Overall this change seems reasonable to me. Thanks for working on this. Initially I was concerned we would hit issues optimizing const objects,
but I should have read your description first! Thanks for ensuring Clang doesn't optimize on this.

One other concern I have is if there will be any performance impact to using launder all the time, but better safe than sorry.

Other than the inline comments, this LGTM.

libcxx/include/map
633 ↗(On Diff #149358)

return *_VSTD::launder(_VSTD::addressof(this->__cc)); because ADL.

648 ↗(On Diff #149358)

I think __ref can be private.

653 ↗(On Diff #149358)

Add a newline?

708 ↗(On Diff #149358)

_LIBCPP_INLINE_VISIBILITY here and below it.

libcxx/include/unordered_map
586 ↗(On Diff #149358)

union -> class

597 ↗(On Diff #149358)

_LIBCPP_INLINE_VISIBILITY

606 ↗(On Diff #149358)

_LIBCPP_INLINE_VISIBILITY

615 ↗(On Diff #149358)

This can be private.

621 ↗(On Diff #149358)

_LIBCPP_INLINE_VISIBILITY

677 ↗(On Diff #149358)

_LIBCPP_INLINE_VISIBILITY

I should have asked, have we actually seen a midcompile caused by this? Is there a reproducer? Or is this purerly speculative?

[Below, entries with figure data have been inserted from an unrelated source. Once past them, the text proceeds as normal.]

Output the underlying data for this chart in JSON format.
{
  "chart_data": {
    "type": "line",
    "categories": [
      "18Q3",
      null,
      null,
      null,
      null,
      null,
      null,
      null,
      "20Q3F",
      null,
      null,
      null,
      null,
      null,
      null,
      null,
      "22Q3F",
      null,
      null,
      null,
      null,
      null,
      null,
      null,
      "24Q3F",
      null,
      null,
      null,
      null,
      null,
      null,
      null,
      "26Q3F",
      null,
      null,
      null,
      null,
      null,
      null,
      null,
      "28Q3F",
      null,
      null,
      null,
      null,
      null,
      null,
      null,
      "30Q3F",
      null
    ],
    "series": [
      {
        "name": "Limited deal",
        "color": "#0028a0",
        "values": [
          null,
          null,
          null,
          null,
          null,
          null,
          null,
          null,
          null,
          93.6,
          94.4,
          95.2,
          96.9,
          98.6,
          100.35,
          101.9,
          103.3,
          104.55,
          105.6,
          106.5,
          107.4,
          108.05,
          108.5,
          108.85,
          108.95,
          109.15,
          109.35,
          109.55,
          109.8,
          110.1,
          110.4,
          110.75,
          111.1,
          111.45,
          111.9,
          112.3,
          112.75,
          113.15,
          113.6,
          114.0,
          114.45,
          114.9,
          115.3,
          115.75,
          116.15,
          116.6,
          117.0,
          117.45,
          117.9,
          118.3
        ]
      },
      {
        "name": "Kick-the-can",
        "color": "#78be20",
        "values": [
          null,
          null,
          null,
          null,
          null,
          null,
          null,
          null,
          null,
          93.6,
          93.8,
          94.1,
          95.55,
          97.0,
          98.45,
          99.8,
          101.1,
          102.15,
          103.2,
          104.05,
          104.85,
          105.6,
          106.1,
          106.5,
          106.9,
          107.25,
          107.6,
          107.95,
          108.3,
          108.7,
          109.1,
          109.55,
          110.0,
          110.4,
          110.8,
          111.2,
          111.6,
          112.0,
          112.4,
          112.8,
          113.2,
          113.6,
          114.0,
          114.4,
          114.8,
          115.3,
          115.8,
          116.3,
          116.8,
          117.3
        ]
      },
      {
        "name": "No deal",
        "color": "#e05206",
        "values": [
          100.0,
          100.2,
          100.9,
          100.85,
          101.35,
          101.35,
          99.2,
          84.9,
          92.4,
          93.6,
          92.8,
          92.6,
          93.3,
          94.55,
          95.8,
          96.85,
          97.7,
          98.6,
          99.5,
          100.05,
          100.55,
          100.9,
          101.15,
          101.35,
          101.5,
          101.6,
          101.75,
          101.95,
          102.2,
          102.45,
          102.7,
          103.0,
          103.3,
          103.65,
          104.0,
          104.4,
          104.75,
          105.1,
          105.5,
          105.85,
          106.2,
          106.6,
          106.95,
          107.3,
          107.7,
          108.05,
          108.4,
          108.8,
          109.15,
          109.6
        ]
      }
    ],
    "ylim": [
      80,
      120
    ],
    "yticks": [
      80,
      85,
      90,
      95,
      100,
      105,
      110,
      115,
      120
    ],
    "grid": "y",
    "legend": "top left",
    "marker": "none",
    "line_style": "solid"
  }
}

erik.pilkington marked 10 inline comments as done.

Address review comments. Thanks!

I should have asked, have we actually seen a midcompile caused by this? Is there a reproducer? Or is this purerly speculative?

Nope, pure speculation. I still think we should still fix this though.

libcxx/include/map
648 ↗(On Diff #149358)

That's true for this patch, but I'm planning on using __ref in __node_handle to implement key() and mapped() so we don't have to duplicate the const cast.

rsmith added a comment.Jun 1 2018, 3:36 PM

One other concern I have is if there will be any performance impact to using launder all the time, but better safe than sorry.

In the short-to-medium term, I think we can tackle this by adding an attribute:

// ...
struct pair {
  T first;
  [[clang::not_actually_const]] U second;
};

... to directly express that the second field of a non-const pair is never a const subobject, even if U is a const-qualified type. I think we'll need this once we head down the path of constexpr containers, otherwise node_handles are not going to work in constant expression evaluation.

Then we can remove the launder calls for implementations that support the attribute.

This revision was not accepted when it landed; it landed in state Needs Review.Jun 4 2018, 1:42 PM
This revision was automatically updated to reflect the committed changes.